Faculty and staff are invited to share input in the university’s initiative to improve culture and create a set of shared values. President Mary Sue Coleman shared information about the coming engagement during the Feb. 17 Board of Regents meeting.
A poll will collect information about values important to the university community, while focus groups and a community assembly planned later this spring will allow employees the chance for deeper participation. The poll will remain open through March 25.
"All of us deserve to learn, work and live in a supportive environment -- and to take part in creating the values that define us,” said President Mary Sue Coleman. “I encourage everyone to join in these vital efforts and our overall work to better our culture."
This work is being led by the Culture Change Values Identification Working Group. The group was created last summer as part of the university’s work to create a set of unifying, shared values and set a lasting high standard for campus behaviors, systems and practices.
The working group is co-chaired by Patricia Hurn, dean of the School of Nursing, and Sonya Jacobs, chief organizational learning officer and senior director for faculty and leadership development at Michigan Medicine. Working group membership includes individuals from across the institution in various roles, and includes faculty, staff and student perspectives.
The current scope of the working group is to focus on the Ann Arbor campus and Michigan Medicine. Separate work is underway on the Dearborn and Flint campuses to address campus-specific priorities and evaluate where they are in the culture journey.
Information about the initiative is found on a new website, culturejourney.umich.edu.
Culture change starts with values
Currently, there is no single articulated set of shared values for the university, although many schools, colleges and units have adopted their own value statements.
The working group is charged with developing recommendations for shared values that will serve as the universitywide foundation for broader culture change.
“Values are fundamental beliefs that guide our behaviors and decision making,” said Jacobs.
“Behaviors are values in action. When our values are reflected in everything we do–how we recruit, hire, promote, measure performance, hold people accountable–we create and reinforce the culture we want to see,” added Jacobs.

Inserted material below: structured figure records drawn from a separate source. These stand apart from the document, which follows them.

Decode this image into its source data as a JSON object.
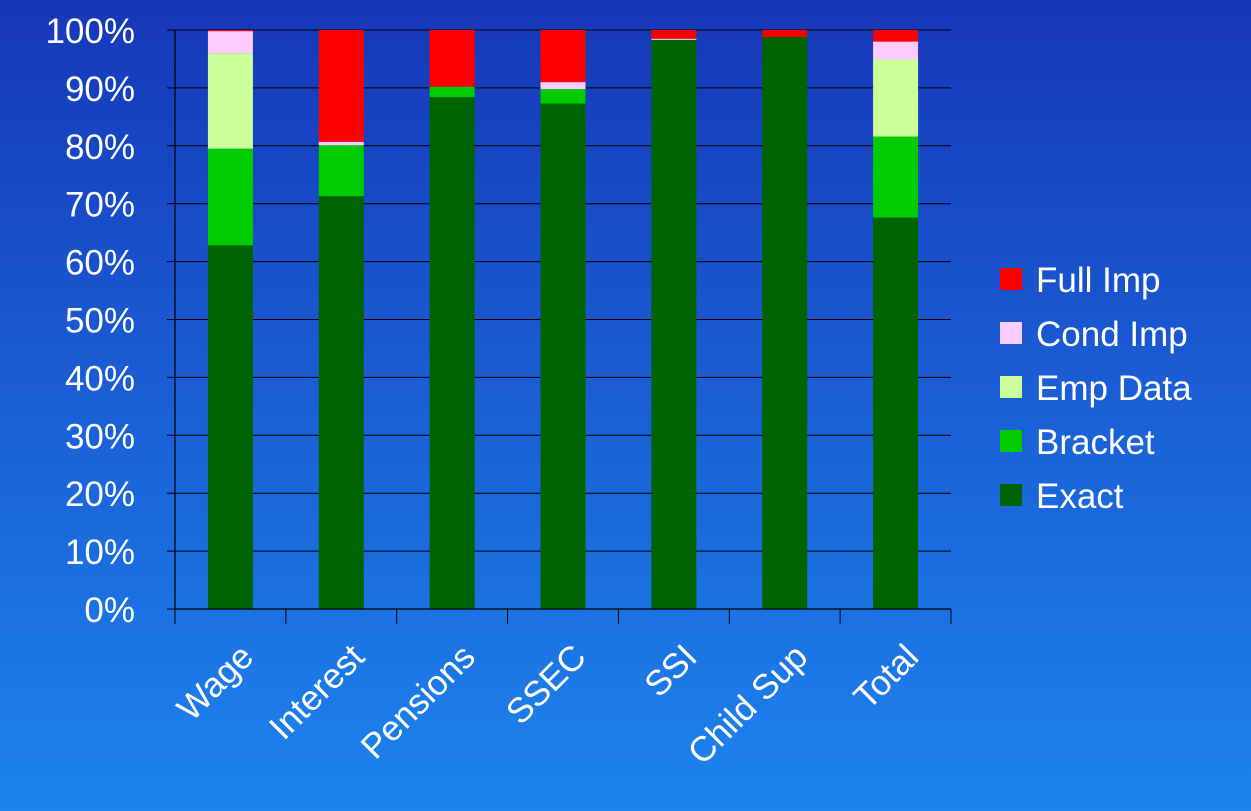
{
  "chart_data": {
    "type": "bar",
    "stacked": true,
    "categories": [
      "Wage",
      "Interest",
      "Pensions",
      "SSEC",
      "SSI",
      "Child Sup",
      "Total"
    ],
    "series": [
      {
        "name": "Exact",
        "color": "#006400",
        "values": [
          62.8,
          71.3,
          88.4,
          87.3,
          98.3,
          98.8,
          67.6
        ]
      },
      {
        "name": "Bracket",
        "color": "#00cc00",
        "values": [
          16.7,
          8.8,
          1.8,
          2.5,
          0.0,
          0.0,
          14.0
        ]
      },
      {
        "name": "Emp Data",
        "color": "#ccff99",
        "values": [
          16.5,
          0.0,
          0.0,
          0.0,
          0.0,
          0.0,
          13.3
        ]
      },
      {
        "name": "Cond Imp",
        "color": "#ffccff",
        "values": [
          3.8,
          0.6,
          0.0,
          1.2,
          0.2,
          0.0,
          3.1
        ]
      },
      {
        "name": "Full Imp",
        "color": "#ff0000",
        "values": [
          0.2,
          19.3,
          9.8,
          9.0,
          1.5,
          1.2,
          2.0
        ]
      }
    ],
    "legend_order": [
      "Full Imp",
      "Cond Imp",
      "Emp Data",
      "Bracket",
      "Exact"
    ],
    "legend_position": "right",
    "ylim": [
      0,
      100
    ],
    "y_ticks": [
      "0%",
      "10%",
      "20%",
      "30%",
      "40%",
      "50%",
      "60%",
      "70%",
      "80%",
      "90%",
      "100%"
    ],
    "grid": true,
    "title": "",
    "xlabel": "",
    "ylabel": ""
  }
}
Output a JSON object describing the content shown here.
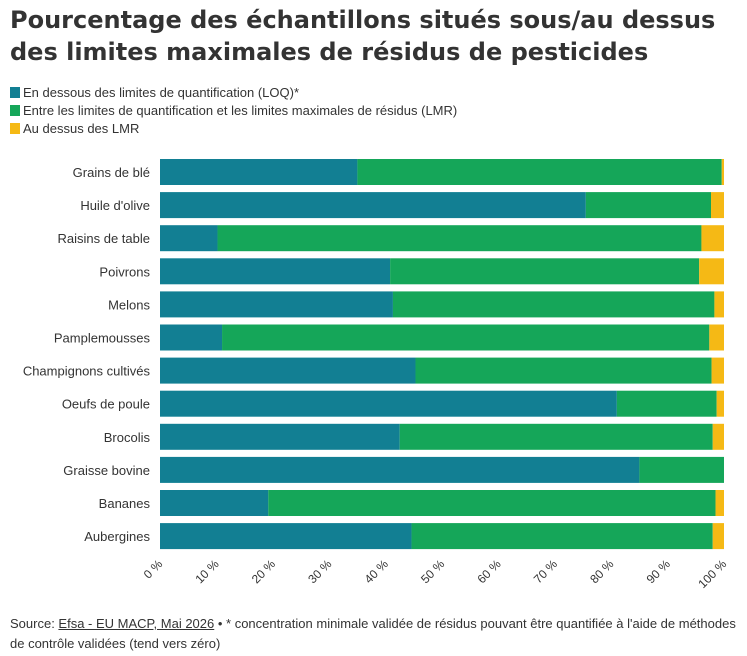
{
  "chart_data": {
    "type": "bar",
    "orientation": "horizontal",
    "stacked": true,
    "title": "Pourcentage des échantillons situés sous/au dessus des limites maximales de résidus de pesticides",
    "categories": [
      "Grains de blé",
      "Huile d'olive",
      "Raisins de table",
      "Poivrons",
      "Melons",
      "Pamplemousses",
      "Champignons cultivés",
      "Oeufs de poule",
      "Brocolis",
      "Graisse bovine",
      "Bananes",
      "Aubergines"
    ],
    "series": [
      {
        "name": "En dessous des limites de quantification (LOQ)*",
        "color": "#127f93",
        "values": [
          35,
          75.5,
          10.2,
          40.8,
          41.3,
          11,
          45.3,
          81,
          42.5,
          85,
          19.2,
          44.6
        ]
      },
      {
        "name": "Entre les limites de quantification et les limites maximales de résidus (LMR)",
        "color": "#15a659",
        "values": [
          64.6,
          22.2,
          85.8,
          54.8,
          57,
          86.4,
          52.5,
          17.7,
          55.5,
          15,
          79.3,
          53.4
        ]
      },
      {
        "name": "Au dessus des LMR",
        "color": "#f5b915",
        "values": [
          0.4,
          2.3,
          4,
          4.4,
          1.7,
          2.6,
          2.2,
          1.3,
          2,
          0,
          1.5,
          2
        ]
      }
    ],
    "xlim": [
      0,
      100
    ],
    "xticks": [
      0,
      10,
      20,
      30,
      40,
      50,
      60,
      70,
      80,
      90,
      100
    ],
    "xtick_labels": [
      "0 %",
      "10 %",
      "20 %",
      "30 %",
      "40 %",
      "50 %",
      "60 %",
      "70 %",
      "80 %",
      "90 %",
      "100 %"
    ],
    "legend_position": "top-left",
    "grid": false
  },
  "footer": {
    "prefix": "Source: ",
    "link": "Efsa - EU MACP, Mai 2026",
    "text": " • * concentration minimale validée de résidus pouvant être quantifiée à l'aide de méthodes de contrôle validées (tend vers zéro)"
  }
}
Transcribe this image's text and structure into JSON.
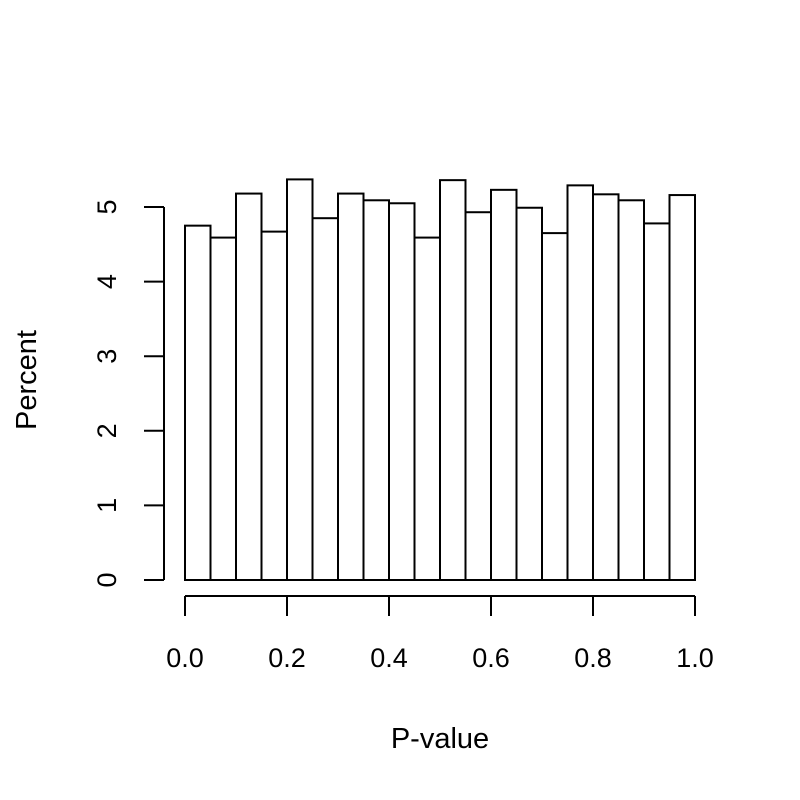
{
  "chart_data": {
    "type": "bar",
    "xlabel": "P-value",
    "ylabel": "Percent",
    "bins": [
      [
        0.0,
        0.05
      ],
      [
        0.05,
        0.1
      ],
      [
        0.1,
        0.15
      ],
      [
        0.15,
        0.2
      ],
      [
        0.2,
        0.25
      ],
      [
        0.25,
        0.3
      ],
      [
        0.3,
        0.35
      ],
      [
        0.35,
        0.4
      ],
      [
        0.4,
        0.45
      ],
      [
        0.45,
        0.5
      ],
      [
        0.5,
        0.55
      ],
      [
        0.55,
        0.6
      ],
      [
        0.6,
        0.65
      ],
      [
        0.65,
        0.7
      ],
      [
        0.7,
        0.75
      ],
      [
        0.75,
        0.8
      ],
      [
        0.8,
        0.85
      ],
      [
        0.85,
        0.9
      ],
      [
        0.9,
        0.95
      ],
      [
        0.95,
        1.0
      ]
    ],
    "values": [
      4.75,
      4.59,
      5.18,
      4.67,
      5.37,
      4.85,
      5.18,
      5.09,
      5.05,
      4.59,
      5.36,
      4.93,
      5.23,
      4.99,
      4.65,
      5.29,
      5.17,
      5.09,
      4.78,
      5.16
    ],
    "xlim": [
      0,
      1
    ],
    "ylim": [
      0,
      5.4
    ],
    "xticks": [
      0,
      0.2,
      0.4,
      0.6,
      0.8,
      1
    ],
    "xtick_labels": [
      "0.0",
      "0.2",
      "0.4",
      "0.6",
      "0.8",
      "1.0"
    ],
    "yticks": [
      0,
      1,
      2,
      3,
      4,
      5
    ],
    "ytick_labels": [
      "0",
      "1",
      "2",
      "3",
      "4",
      "5"
    ],
    "grid": false,
    "legend": "none"
  }
}
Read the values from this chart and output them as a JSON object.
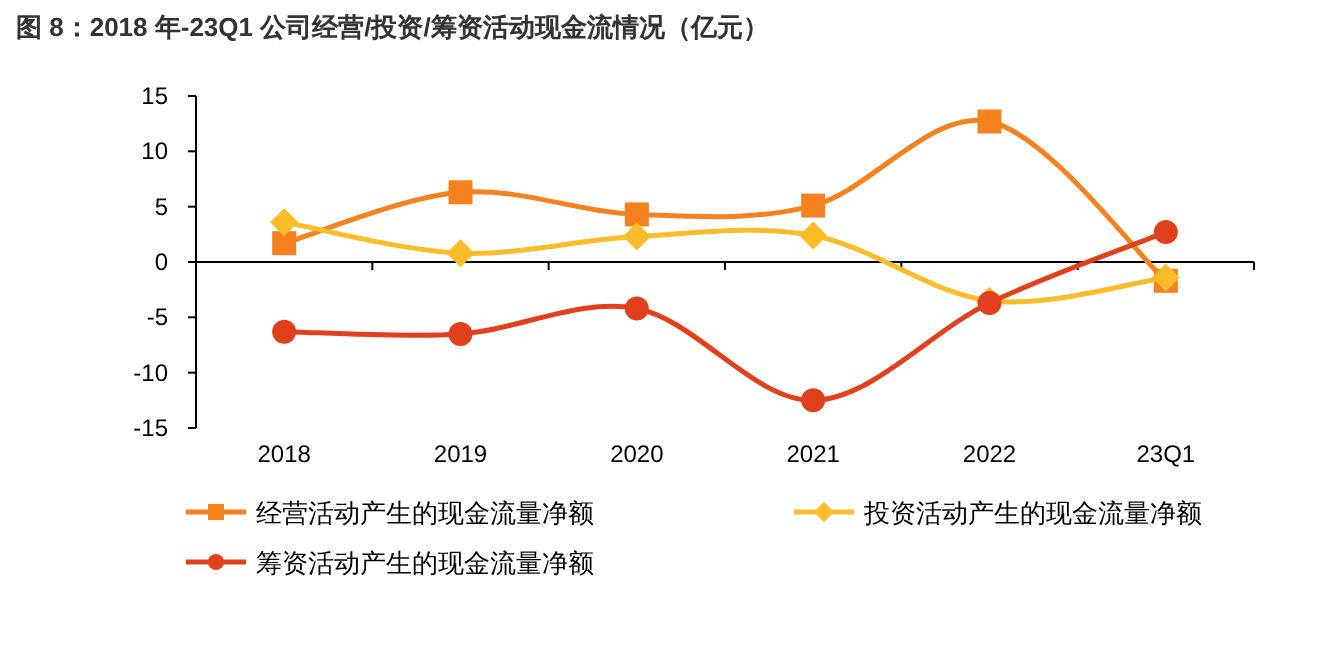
{
  "chart_data": {
    "type": "line",
    "title": "图 8：2018 年-23Q1 公司经营/投资/筹资活动现金流情况（亿元）",
    "categories": [
      "2018",
      "2019",
      "2020",
      "2021",
      "2022",
      "23Q1"
    ],
    "ylim": [
      -15,
      15
    ],
    "yticks": [
      -15,
      -10,
      -5,
      0,
      5,
      10,
      15
    ],
    "legend": "bottom",
    "line_style": "solid",
    "series": [
      {
        "name": "经营活动产生的现金流量净额",
        "color": "#f5821f",
        "marker": "square",
        "values": [
          1.7,
          6.3,
          4.3,
          5.1,
          12.7,
          -1.7
        ]
      },
      {
        "name": "投资活动产生的现金流量净额",
        "color": "#fbbc2a",
        "marker": "diamond",
        "values": [
          3.6,
          0.8,
          2.3,
          2.4,
          -3.5,
          -1.4
        ]
      },
      {
        "name": "筹资活动产生的现金流量净额",
        "color": "#e0401c",
        "marker": "circle",
        "values": [
          -6.3,
          -6.5,
          -4.2,
          -12.5,
          -3.7,
          2.7
        ]
      }
    ]
  }
}
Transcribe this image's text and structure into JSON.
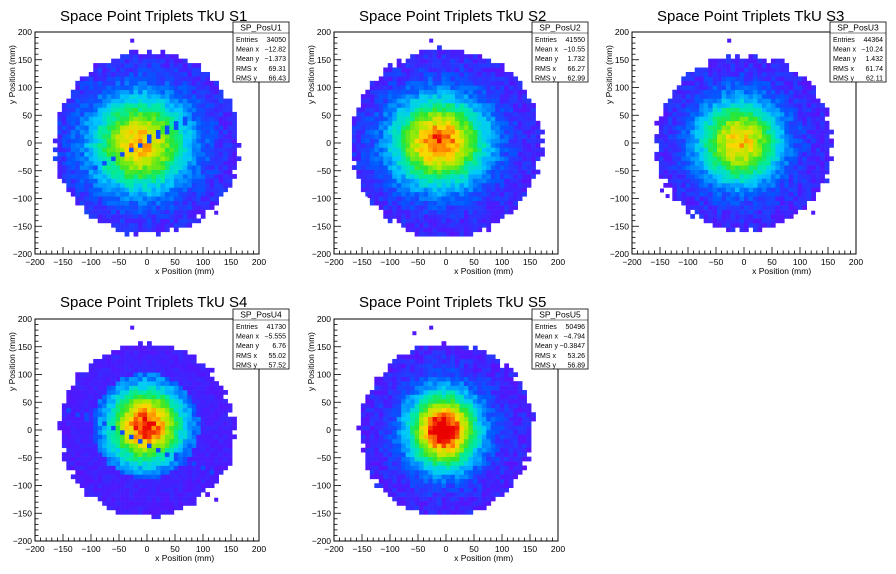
{
  "chart_data": [
    {
      "type": "heatmap",
      "title": "Space Point Triplets TkU S1",
      "xlabel": "x Position (mm)",
      "ylabel": "y Position (mm)",
      "xlim": [
        -200,
        200
      ],
      "ylim": [
        -200,
        200
      ],
      "xticks": [
        "-200",
        "-150",
        "-100",
        "-50",
        "0",
        "50",
        "100",
        "150",
        "200"
      ],
      "yticks": [
        "-200",
        "-150",
        "-100",
        "-50",
        "0",
        "50",
        "100",
        "150",
        "200"
      ],
      "stats": {
        "name": "SP_PosU1",
        "rows": [
          {
            "label": "Entries",
            "value": "34050"
          },
          {
            "label": "Mean x",
            "value": "-12.82"
          },
          {
            "label": "Mean y",
            "value": "-1.373"
          },
          {
            "label": "RMS x",
            "value": "69.31"
          },
          {
            "label": "RMS y",
            "value": "66.43"
          }
        ]
      }
    },
    {
      "type": "heatmap",
      "title": "Space Point Triplets TkU S2",
      "xlabel": "x Position (mm)",
      "ylabel": "y Position (mm)",
      "xlim": [
        -200,
        200
      ],
      "ylim": [
        -200,
        200
      ],
      "xticks": [
        "-200",
        "-150",
        "-100",
        "-50",
        "0",
        "50",
        "100",
        "150",
        "200"
      ],
      "yticks": [
        "-200",
        "-150",
        "-100",
        "-50",
        "0",
        "50",
        "100",
        "150",
        "200"
      ],
      "stats": {
        "name": "SP_PosU2",
        "rows": [
          {
            "label": "Entries",
            "value": "41550"
          },
          {
            "label": "Mean x",
            "value": "-10.55"
          },
          {
            "label": "Mean y",
            "value": "1.732"
          },
          {
            "label": "RMS x",
            "value": "66.27"
          },
          {
            "label": "RMS y",
            "value": "62.99"
          }
        ]
      }
    },
    {
      "type": "heatmap",
      "title": "Space Point Triplets TkU S3",
      "xlabel": "x Position (mm)",
      "ylabel": "y Position (mm)",
      "xlim": [
        -200,
        200
      ],
      "ylim": [
        -200,
        200
      ],
      "xticks": [
        "-200",
        "-150",
        "-100",
        "-50",
        "0",
        "50",
        "100",
        "150",
        "200"
      ],
      "yticks": [
        "-200",
        "-150",
        "-100",
        "-50",
        "0",
        "50",
        "100",
        "150",
        "200"
      ],
      "stats": {
        "name": "SP_PosU3",
        "rows": [
          {
            "label": "Entries",
            "value": "44364"
          },
          {
            "label": "Mean x",
            "value": "-10.24"
          },
          {
            "label": "Mean y",
            "value": "1.432"
          },
          {
            "label": "RMS x",
            "value": "61.74"
          },
          {
            "label": "RMS y",
            "value": "62.11"
          }
        ]
      }
    },
    {
      "type": "heatmap",
      "title": "Space Point Triplets TkU S4",
      "xlabel": "x Position (mm)",
      "ylabel": "y Position (mm)",
      "xlim": [
        -200,
        200
      ],
      "ylim": [
        -200,
        200
      ],
      "xticks": [
        "-200",
        "-150",
        "-100",
        "-50",
        "0",
        "50",
        "100",
        "150",
        "200"
      ],
      "yticks": [
        "-200",
        "-150",
        "-100",
        "-50",
        "0",
        "50",
        "100",
        "150",
        "200"
      ],
      "stats": {
        "name": "SP_PosU4",
        "rows": [
          {
            "label": "Entries",
            "value": "41730"
          },
          {
            "label": "Mean x",
            "value": "-5.555"
          },
          {
            "label": "Mean y",
            "value": "6.76"
          },
          {
            "label": "RMS x",
            "value": "55.02"
          },
          {
            "label": "RMS y",
            "value": "57.52"
          }
        ]
      }
    },
    {
      "type": "heatmap",
      "title": "Space Point Triplets TkU S5",
      "xlabel": "x Position (mm)",
      "ylabel": "y Position (mm)",
      "xlim": [
        -200,
        200
      ],
      "ylim": [
        -200,
        200
      ],
      "xticks": [
        "-200",
        "-150",
        "-100",
        "-50",
        "0",
        "50",
        "100",
        "150",
        "200"
      ],
      "yticks": [
        "-200",
        "-150",
        "-100",
        "-50",
        "0",
        "50",
        "100",
        "150",
        "200"
      ],
      "stats": {
        "name": "SP_PosU5",
        "rows": [
          {
            "label": "Entries",
            "value": "50496"
          },
          {
            "label": "Mean x",
            "value": "-4.794"
          },
          {
            "label": "Mean y",
            "value": "-0.3847"
          },
          {
            "label": "RMS x",
            "value": "53.26"
          },
          {
            "label": "RMS y",
            "value": "56.89"
          }
        ]
      }
    }
  ]
}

Ways to engage in the process
Faculty and staff on the Ann Arbor campus and Michigan Medicine will receive an email inviting them to participate in the poll. While the current project is focused on the Ann Arbor campus and Michigan Medicine, all employees are welcome to participate in the poll.
Responses will be confidential. Authentication with a U-M login is required to limit participation to those within the U-M community and one submission per individual.
Feedback collected from the poll will help inform a series of focus groups in March, leading up to a community assembly event in April.
“The working group is one part of the university’s effort to restore trust, support healing, and build an environment of safety, respect and accountability,” said Hurn. “For us to be effective, we need to hear from faculty and staff in our community who care deeply for our mission and for one another.”
Following the engagement and data collection phases, the committee will analyze evidence on the gaps between U-M’s stated values and lived experience. It will make recommendations to the president and executive officers this summer.
Organizational Learning has information about courses and educational resources around culture change. A new offering, Culture Change Foundations: Improving Workplace Climate, guides learners on the first step in embarking on a culture change journey. The course helps define culture and climate, explores eight levers to affect climate and reviews a model to create lasting culture change. The next session is scheduled for March 24.